Scott Warrick says OSCPA members now have more urgent issues to work on than the suddenly unlikely Department of Labor overtime rule changes.
In a Thanksgiving week ruling that surprised many, an Obama-appointed federal district court judge in Texas imposed a preliminary injunction against rules scheduled to go into effect today – Dec. 1.
That decision, in conjunction with possible legislative opposition and an incoming president who has stated he opposes the regulation, effectively means it is dead, said Warrick, JD, MLHR, CEQC, an HR and legal consultant.
“This regulation has been shot twice, it's bleeding profusely and I don't think President Trump is going to save it,” Warrick said.
“The thing OSCPA members need to know is to work on things that matter,” he said. “Right now this doesn't matter. My overall message is, don't waste any more time with the minimum salary. Put everything about that on the back burner.”
OSCPA in October joined more than 400 U.S. organizations in signing a letter opposing the new regulations.
The rule, first proposed by the U.S. Department of Labor in 2015, would have revised overtime exemption requirements for "white collar" workers (executive, administrative and professional employees) under the Fair Labor Standards Act, the federal law governing minimum wage and overtime standards.
The FLSA requires that all workers are paid 150% of their hourly rate when they work more than 40 hours a week, though there are many exceptions. White collar workers earning as little as $23,600 can be held exempt from overtime pay. But the proposal would have more than doubled that threshold to $47,476 and included "a mechanism to automatically update the salary and compensation thresholds on an annual basis using either a fixed percentile of wages or the Consumer Price Index for Urban Consumers."
Warrick said he wasn’t surprised that a court put the rule on hold, but he did not foresee the judge’s rationale.
“What he said was that it's not within the DOL's authority to determine minimum salary,” Warrick said. “He said, ‘Congress never gave you the authority to do this in the first place.’”

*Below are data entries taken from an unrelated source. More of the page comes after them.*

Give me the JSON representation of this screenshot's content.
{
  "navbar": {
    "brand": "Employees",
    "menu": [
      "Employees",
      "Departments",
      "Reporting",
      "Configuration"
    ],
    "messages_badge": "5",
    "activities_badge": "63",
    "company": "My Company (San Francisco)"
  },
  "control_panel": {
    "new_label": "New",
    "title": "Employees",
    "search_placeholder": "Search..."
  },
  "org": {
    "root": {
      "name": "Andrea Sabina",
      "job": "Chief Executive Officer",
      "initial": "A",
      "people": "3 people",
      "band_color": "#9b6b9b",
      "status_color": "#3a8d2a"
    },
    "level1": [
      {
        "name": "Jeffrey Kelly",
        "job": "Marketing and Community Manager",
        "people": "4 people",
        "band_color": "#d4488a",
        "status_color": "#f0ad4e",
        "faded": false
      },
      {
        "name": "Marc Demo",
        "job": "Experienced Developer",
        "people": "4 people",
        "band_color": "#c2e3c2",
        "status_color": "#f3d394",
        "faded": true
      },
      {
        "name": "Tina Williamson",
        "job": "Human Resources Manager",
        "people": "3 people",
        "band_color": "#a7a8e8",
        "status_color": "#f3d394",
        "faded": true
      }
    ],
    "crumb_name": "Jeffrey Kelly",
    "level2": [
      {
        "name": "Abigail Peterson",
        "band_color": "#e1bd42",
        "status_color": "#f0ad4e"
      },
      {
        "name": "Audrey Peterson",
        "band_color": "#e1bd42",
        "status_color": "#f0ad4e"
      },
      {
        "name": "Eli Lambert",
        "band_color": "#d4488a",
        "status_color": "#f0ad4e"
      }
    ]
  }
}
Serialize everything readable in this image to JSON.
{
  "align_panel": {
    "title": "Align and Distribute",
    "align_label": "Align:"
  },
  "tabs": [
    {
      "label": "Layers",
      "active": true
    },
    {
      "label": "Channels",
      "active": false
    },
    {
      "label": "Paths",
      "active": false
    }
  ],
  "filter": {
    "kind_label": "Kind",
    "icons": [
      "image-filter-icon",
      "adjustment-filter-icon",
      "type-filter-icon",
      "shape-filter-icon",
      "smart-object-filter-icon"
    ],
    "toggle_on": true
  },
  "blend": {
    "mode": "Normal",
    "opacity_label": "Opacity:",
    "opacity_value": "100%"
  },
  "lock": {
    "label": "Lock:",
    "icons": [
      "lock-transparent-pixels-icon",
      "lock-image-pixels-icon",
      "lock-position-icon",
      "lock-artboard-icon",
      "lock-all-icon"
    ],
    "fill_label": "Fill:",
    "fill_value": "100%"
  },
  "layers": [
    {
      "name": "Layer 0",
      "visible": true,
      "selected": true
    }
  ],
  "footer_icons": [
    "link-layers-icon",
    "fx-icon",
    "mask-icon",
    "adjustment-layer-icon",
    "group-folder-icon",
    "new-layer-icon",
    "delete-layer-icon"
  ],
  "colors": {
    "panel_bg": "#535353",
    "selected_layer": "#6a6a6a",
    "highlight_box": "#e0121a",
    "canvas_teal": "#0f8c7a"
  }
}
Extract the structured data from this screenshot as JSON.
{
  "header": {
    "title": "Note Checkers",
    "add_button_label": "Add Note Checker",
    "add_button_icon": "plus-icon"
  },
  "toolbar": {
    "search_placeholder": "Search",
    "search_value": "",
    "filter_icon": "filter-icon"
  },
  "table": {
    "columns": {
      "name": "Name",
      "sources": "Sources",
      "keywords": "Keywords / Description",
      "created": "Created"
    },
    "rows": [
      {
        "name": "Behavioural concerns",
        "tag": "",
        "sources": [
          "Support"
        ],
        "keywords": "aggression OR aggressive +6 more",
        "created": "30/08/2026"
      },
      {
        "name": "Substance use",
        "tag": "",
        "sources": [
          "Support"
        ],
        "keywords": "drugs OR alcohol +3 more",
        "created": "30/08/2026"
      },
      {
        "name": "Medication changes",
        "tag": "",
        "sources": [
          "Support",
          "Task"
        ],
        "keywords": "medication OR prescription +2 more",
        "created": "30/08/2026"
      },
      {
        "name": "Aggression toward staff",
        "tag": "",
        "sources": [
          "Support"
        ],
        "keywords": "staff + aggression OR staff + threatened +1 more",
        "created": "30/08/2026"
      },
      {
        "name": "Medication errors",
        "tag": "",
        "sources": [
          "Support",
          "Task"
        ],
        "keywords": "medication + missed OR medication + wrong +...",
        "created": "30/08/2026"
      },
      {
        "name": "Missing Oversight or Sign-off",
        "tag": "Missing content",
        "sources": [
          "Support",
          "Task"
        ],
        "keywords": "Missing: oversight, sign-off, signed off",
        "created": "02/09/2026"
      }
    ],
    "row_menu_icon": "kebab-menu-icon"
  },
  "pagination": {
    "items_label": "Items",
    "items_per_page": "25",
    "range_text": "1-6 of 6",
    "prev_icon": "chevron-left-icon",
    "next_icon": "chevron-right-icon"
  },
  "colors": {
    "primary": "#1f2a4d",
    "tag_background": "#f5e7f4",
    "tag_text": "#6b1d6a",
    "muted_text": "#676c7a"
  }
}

Judge Amos Mazzant wrote that “Congress defined the … exemption with regard to duties, which does not include a minimum salary level. The department’s role is to carry out Congress’s intent. If Congress intended the salary requirement to supplant the duties test, then Congress, and not the department, should make that change.”
Warrick said the next step is to see what happens in the Texas case. If the judge’s preliminary decision stands in a final ruling, the DOL can appeal to the 5th Circuit Court of Appeals, but the Trump Administration seems likely to drop it.
With the holidays approaching, followed by Inauguration Day Jan. 20, it would appear there isn’t enough legal time left for the Obama Administration to do much to save the regulation.“It's kind of like when you're playing football and running out the clock,” Warrick said.